Paul Kell

No. 41
- Position: Tackle

Personal information
- Born: July 8, 1915 Princeton, Indiana, U.S.
- Died: May 18, 1977 (aged 61) Eau Claire, Wisconsin, U.S.
- Listed height: 6 ft 2 in (1.88 m)
- Listed weight: 217 lb (98 kg)

Career information
- High school: Niles (MI)
- College: Notre Dame (1935-1938)
- NFL draft: 1939: 8th round, 69th overall pick

Career history
- Green Bay Packers (1939–1940);

Awards and highlights
- NFL champion (1939); Pro Bowl (1939);

Career NFL statistics
- Games played: 20
- Stats at Pro Football Reference

= Paul Kell =

American football player (1915–1977)

Paul Ernest Kell (July 8, 1915 – May 18, 1977) was a player in the National Football League (NFL).

==Biography==
Kell was born on July 8, 1915, in Princeton, Indiana.

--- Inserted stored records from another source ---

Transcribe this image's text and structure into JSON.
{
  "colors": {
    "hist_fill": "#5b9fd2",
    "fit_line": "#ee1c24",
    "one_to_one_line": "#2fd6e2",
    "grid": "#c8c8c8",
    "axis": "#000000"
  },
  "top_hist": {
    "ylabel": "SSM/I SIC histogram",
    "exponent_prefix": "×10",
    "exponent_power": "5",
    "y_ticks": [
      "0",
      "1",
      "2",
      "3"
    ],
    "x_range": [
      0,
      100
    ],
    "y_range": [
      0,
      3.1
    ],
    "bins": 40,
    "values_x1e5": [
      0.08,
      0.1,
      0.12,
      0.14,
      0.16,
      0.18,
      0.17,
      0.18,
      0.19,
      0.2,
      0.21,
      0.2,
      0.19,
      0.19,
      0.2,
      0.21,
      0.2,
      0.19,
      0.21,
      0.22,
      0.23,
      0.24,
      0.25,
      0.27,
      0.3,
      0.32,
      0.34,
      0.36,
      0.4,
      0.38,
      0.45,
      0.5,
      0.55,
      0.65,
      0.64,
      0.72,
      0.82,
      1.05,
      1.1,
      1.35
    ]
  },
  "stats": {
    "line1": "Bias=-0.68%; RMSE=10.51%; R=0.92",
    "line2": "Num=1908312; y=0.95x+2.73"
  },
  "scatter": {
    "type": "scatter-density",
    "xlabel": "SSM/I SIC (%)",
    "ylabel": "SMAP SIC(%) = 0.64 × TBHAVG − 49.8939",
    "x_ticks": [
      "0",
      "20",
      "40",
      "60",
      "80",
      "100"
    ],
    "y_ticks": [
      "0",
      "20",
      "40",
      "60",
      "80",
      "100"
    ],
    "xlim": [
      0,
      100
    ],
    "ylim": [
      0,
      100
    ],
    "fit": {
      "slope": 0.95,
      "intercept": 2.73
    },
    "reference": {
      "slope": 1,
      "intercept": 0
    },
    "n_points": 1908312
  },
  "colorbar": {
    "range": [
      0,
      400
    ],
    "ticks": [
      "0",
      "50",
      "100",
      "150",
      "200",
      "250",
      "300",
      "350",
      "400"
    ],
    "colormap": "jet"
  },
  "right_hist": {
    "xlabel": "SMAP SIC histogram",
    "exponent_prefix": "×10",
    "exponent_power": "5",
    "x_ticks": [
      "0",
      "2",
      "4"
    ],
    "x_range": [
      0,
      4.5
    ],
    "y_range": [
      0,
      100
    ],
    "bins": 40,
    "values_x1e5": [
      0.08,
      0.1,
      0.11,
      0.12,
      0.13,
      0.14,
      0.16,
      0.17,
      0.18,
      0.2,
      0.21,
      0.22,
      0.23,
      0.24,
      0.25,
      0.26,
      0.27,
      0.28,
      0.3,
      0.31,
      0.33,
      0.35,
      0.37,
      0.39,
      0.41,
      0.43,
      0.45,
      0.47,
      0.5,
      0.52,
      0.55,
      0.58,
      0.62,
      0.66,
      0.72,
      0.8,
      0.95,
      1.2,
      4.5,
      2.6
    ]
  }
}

He graduated from University of Notre Dame in 1939. He died on May 18, 1977, at Luther Hospital, Eau Claire, Wisconsin. He was survived by his wife, his four sons, and his five grandchildren.

==Career==
Kell was drafted by the Green Bay Packers in the eighth round of the 1939 NFL draft and played two seasons with the team. As such, he was a member of the 1939 NFL Champion Packers.

He played at the collegiate level at the University of Notre Dame.